Last year, the program awarded five recipients and one Black-led small design business $205,000 in grants. This year, a whopping $650,000 in grants has been awarded to ten artists, designers, and small businesses across the company, along with five $100,000 Visionary Small Business Grants for Black-led organizations focused on design and five $30,000 Emerging Visionary Grants for Black individuals focused on art and design, awarded with the support of Meta Open Arts.

To sweeten the deal, nonprofit Mobile Makers is partnering with each grantee to provide mentorship and training.

The #BlackVisionary grant program’s mission is to support, invest, and enable the voices and business of Black individuals who work in design and art, according to Sargent. The ultimate goal, the creator said, is not only to support the organizations themselves, but also the communities they exist in.

“Community builds community, and that’s the intentionality behind what we’re trying to establish here,” Sargent told Brooklyn Paper. “It is the financial support, mentorship, connections, and the emphasis on storytelling that, combined, are meant to provide a framework for the boundless development of these recipients.”

Bringing it home to Brooklyn

Among this year’s Visionary Small Business Grant recipients is Brooklyn-based business Pacific.

“Pacific is a multidisciplinary creative studio and publishing house based in New York City,” said founder Elizabeth Karp-Evans. “The studio was founded by Elizabeth Karp-Evans and Adam Turnbull. Pacific creates design and communication systems that innovate and build community at the intersection of art, publishing, placemaking, technology, and culture.”

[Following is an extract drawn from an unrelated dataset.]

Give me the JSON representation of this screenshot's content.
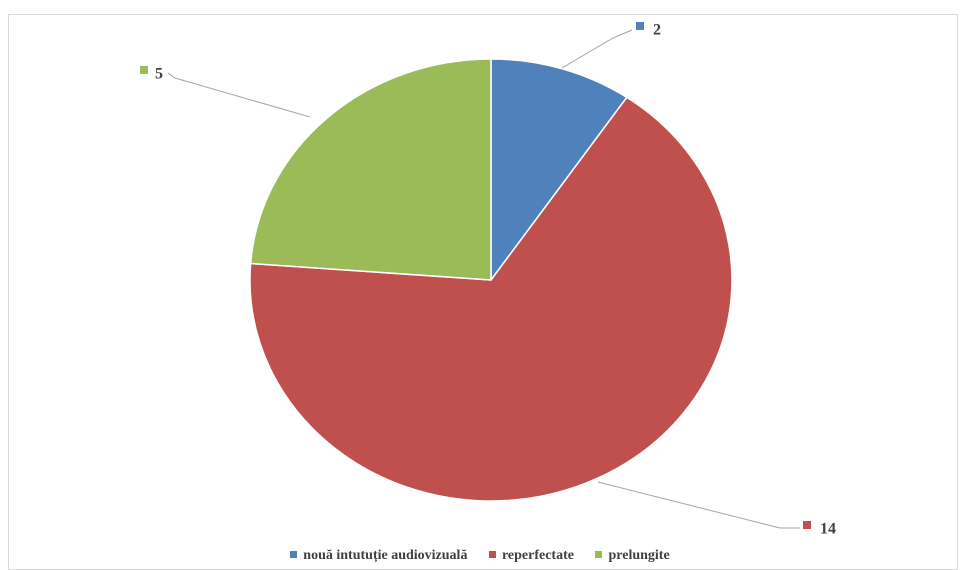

Elizabeth Karp-Evans and Adam Turnbull established Pacific 2017 with three main goals: to explore and engage with society in innovative ways, to help individuals and their community to flourish through the forming of relationships, and to create art for the public to possess.

Elizabeth Karp-Evans, co-founder of Brooklyn-based publishing and design studio Pacific, one of this year’s #BlackVisionaries grant awardees.Photo by Elias Williams

“Pacific’s work is centered around putting tools in the hands of our clients, the public, and friends,” Karp-Evans said. “We use design to create brands, books, objects, and more, so that anyone, from individual artists to global organizations, are able to effectively communicate their mission and vision. Our goal of creating simple, accessible, unique, and quality work unites all that we produce at Pacific.”

The grant program offers Pacific some stability and new opportunities for the studio.

“This grant is so important to Pacific as it will allow us time to pause and reflect on our first five years of operating an independent creative studio in New York,” Karp-Evans said. “We’ll be able to analyze successes and failures, as well as take chances on new opportunities and include new young voices at the studio. It also introduces us to a whole new community of designers, creators, and mentors who we’re so excited to collaborate with.”

Pacific’s work in publication design is featured within collections in New York’s Museum of Modern Art, Whitney Museum of American Art, and New York Public Library, as well as the Princeton University Library in New Jersey.

In the coming year, Pacific looks forward to new and exciting projects.

“We’re looking forward to 2023 and have a number of exciting projects coming out in the first half of the year. Pacific was selected to re-envision the Chelsea arts organization The Kitchen’s digital presence and platforms, including the design and build of a new website, in tandem with the launch of their capital campaign,” shared Karp-Evans.

Also taking the grant home to Brooklyn is designer, artist, and writer Jaline McPherson. McPherson seeks to elevate stories of Black cultural landscapes and ethnobotanical histories.

In an Instagram post congratulating her fellow grant recipients, McPherson doubled down on the program’s commitment to community building.

“Our work spans disciplines, but a commitment to community unites us,” she wrote. “Congrats everyone!”